To bolster his case, he named three groups that have been in the United States a long time — blacks, American Indians and early Mexican Americans — and “have not assimilated to the cultural mainstream as typified by white Americans.” He failed to mention that those groups were subject to decades of institutionalized prejudice that European immigrants did not face to the same degree when they arrived in the United States. Nor did he address the fact that, unlike European immigrants, the groups he cited were either conquered on North American soil or brought unwillingly here from Africa. And he did not discuss any research on how well contemporary immigrants are assimilating; if he had, listeners might have learned about a recent Manhattan Institute study that found that today’s newcomers, while currently less assimilated than their counterparts of 100 years ago, are in fact assimilating at a faster rate than those earlier immigrants.

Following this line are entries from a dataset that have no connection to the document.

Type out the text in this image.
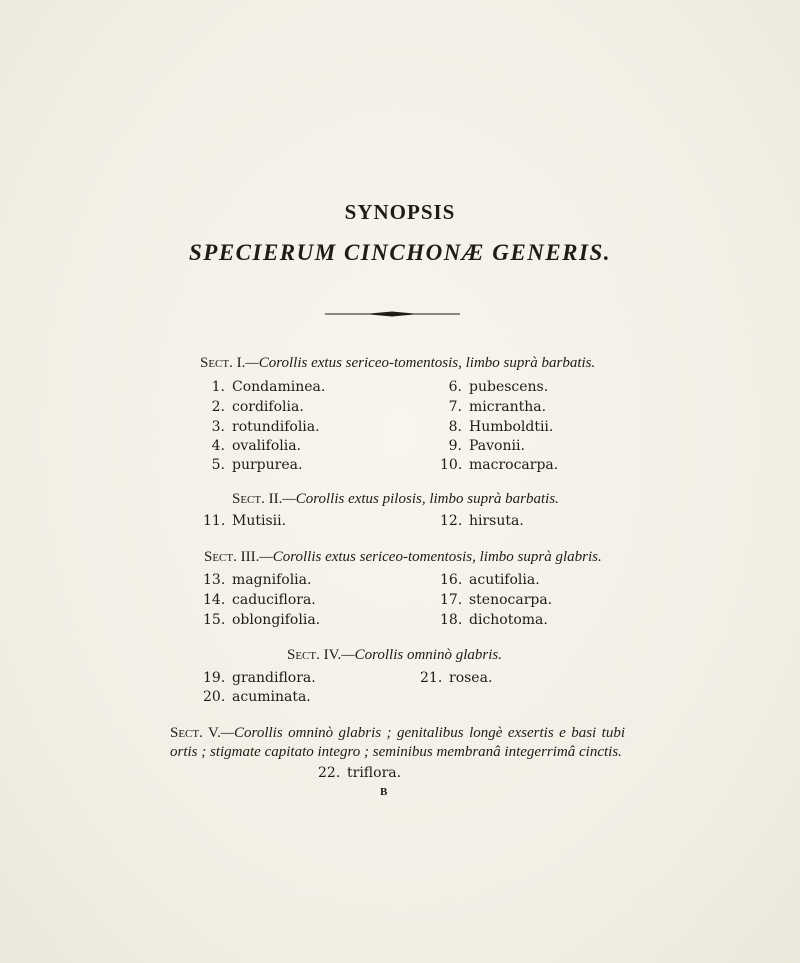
SYNOPSIS
SPECIERUM CINCHONÆ GENERIS.
Sect. I.—Corollis extus sericeo-tomentosis, limbo suprà barbatis.
1. Condaminea.
2. cordifolia.
3. rotundifolia.
4. ovalifolia.
5. purpurea.
6. pubescens.
7. micrantha.
8. Humboldtii.
9. Pavonii.
10. macrocarpa.
Sect. II.—Corollis extus pilosis, limbo suprà barbatis.
11. Mutisii.	12. hirsuta.
Sect. III.—Corollis extus sericeo-tomentosis, limbo suprà glabris.
13. magnifolia.
14. caduciflora.
15. oblongifolia.
16. acutifolia.
17. stenocarpa.
18. dichotoma.
Sect. IV.—Corollis omninò glabris.
19. grandiflora.
20. acuminata.
21. rosea.
Sect. V.—Corollis omninò glabris ; genitalibus longè exsertis e basi tubi
ortis ; stigmate capitato integro ; seminibus membranâ integerrimâ cinctis.
22. triflora.
B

Richwine declined to answer a detailed list of questions E-mailed him by the Hatewatch, saying he didn’t think that the Southern Poverty Law Center would give him “a fair hearing.”

Concern about the intelligence of newcomers to this country is nothing new. The discriminatory immigration quotas adopted in 1924 were aimed at excluding immigrant groups that had supposedly scored low on IQ tests: Italians, Poles, Jews and Russians. (Richwine said he does not support a race-based immigration policy.)

But the “research” on IQs of early 20th century immigrants has not held up — and the racial IQ differences that Richwine posits are likewise disputed. The prominent social scientist James Flynn, who debated Murray in 2006 at AEI, believes that the cause of the black-white IQ gap is environmental, rather than genetic, and can be further reduced by improving the conditions in which black children grow up.

“First, traits other than IQ are very significant to achievement,” he told Hatewatch in an E-mailed response to Richwine’s remarks. “Second, there is no convincing evidence that IQ differences are not environmentally caused. Third, are Hispanics non-European? In any event, they are doing quite well in America compared to many earlier immigrant groups.”